1964: Ontario’s Addiction Research Foundation provides Canada’s first methadone treatment program. By the early 1970s, methadone was being prescribed in every province including B.C.
1984: The Netherlands launches the world’s first needle exchange program.
1986: The first legal, supervised injection sites opened in Bern, Switzerland.
1989: British Columbia’s first needle exchange program began.
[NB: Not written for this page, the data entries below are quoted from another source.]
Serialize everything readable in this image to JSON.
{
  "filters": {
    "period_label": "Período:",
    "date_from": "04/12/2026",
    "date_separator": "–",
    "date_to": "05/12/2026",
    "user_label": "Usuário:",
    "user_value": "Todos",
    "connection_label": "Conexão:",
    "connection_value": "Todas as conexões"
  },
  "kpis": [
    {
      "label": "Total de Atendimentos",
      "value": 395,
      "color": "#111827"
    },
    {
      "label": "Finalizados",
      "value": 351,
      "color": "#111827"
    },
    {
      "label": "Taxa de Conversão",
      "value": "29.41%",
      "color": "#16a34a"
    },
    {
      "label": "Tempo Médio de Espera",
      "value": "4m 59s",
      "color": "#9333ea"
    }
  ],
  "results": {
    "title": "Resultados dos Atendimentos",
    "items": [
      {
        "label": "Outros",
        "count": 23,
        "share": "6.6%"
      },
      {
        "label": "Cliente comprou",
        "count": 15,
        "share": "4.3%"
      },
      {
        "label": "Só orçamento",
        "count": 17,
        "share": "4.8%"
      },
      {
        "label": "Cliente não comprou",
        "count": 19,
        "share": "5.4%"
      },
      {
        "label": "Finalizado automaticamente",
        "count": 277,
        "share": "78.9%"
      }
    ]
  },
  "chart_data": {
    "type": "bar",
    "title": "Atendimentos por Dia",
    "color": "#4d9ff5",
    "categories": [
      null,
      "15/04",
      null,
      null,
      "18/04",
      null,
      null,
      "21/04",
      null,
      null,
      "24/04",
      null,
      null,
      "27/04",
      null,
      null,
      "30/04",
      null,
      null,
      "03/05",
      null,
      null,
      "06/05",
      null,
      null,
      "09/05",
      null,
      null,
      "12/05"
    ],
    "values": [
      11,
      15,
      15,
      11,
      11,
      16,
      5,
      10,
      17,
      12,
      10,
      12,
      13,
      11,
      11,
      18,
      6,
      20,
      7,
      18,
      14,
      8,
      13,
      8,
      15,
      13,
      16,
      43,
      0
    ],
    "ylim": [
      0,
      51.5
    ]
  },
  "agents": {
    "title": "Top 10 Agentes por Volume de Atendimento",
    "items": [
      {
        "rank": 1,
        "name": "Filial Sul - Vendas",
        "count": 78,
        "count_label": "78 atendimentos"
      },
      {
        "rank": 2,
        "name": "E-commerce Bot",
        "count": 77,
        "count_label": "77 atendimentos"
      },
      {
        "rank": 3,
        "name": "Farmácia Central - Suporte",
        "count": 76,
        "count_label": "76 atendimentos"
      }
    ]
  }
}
It was a pilot project funded by the city of Vancouver and run by the Downtown Eastside Youth Activities Society and the North Health Unit.
1991: The number of B.C. patients registered for the methadone maintenance program was 1,221. By 2017, there were 27,553 and by 2020, its forecast to be 58,000.
1996: The B.C. Centre for Excellence HIV and AIDS began injection drug users study.
1997: Public health emergency is declared in Vancouver in response to increasing overdose deaths, hepatitis A, B and C, syphilis and HIV infections.
1997: Vancouver Area Network of Drug Users is formed by people who use street drugs, to “increase their capacity to live healthy and productive lives.”
2001: City Council approved the Four Pillar Approach to Drug Problems in Vancouver.
2002: Needle distribution replaced needle exchange in B.C.
2003: North America’s first legal supervised injection site opened in Vancouver’s Downtown Eastside.
2005: Vancouver approved Preventing Harm From Psychoactive Substance Use, a plan identifying stigma as a key driver of socialization. The city also called for the government of Canada consider regulatory alternatives to drug prohibition for currently illegal drugs.
2010: Vancouver endorsed the Vienna Declaration, highlighting the failure of drug prohibition and recognizing that stigma undermines public health efforts around drug use.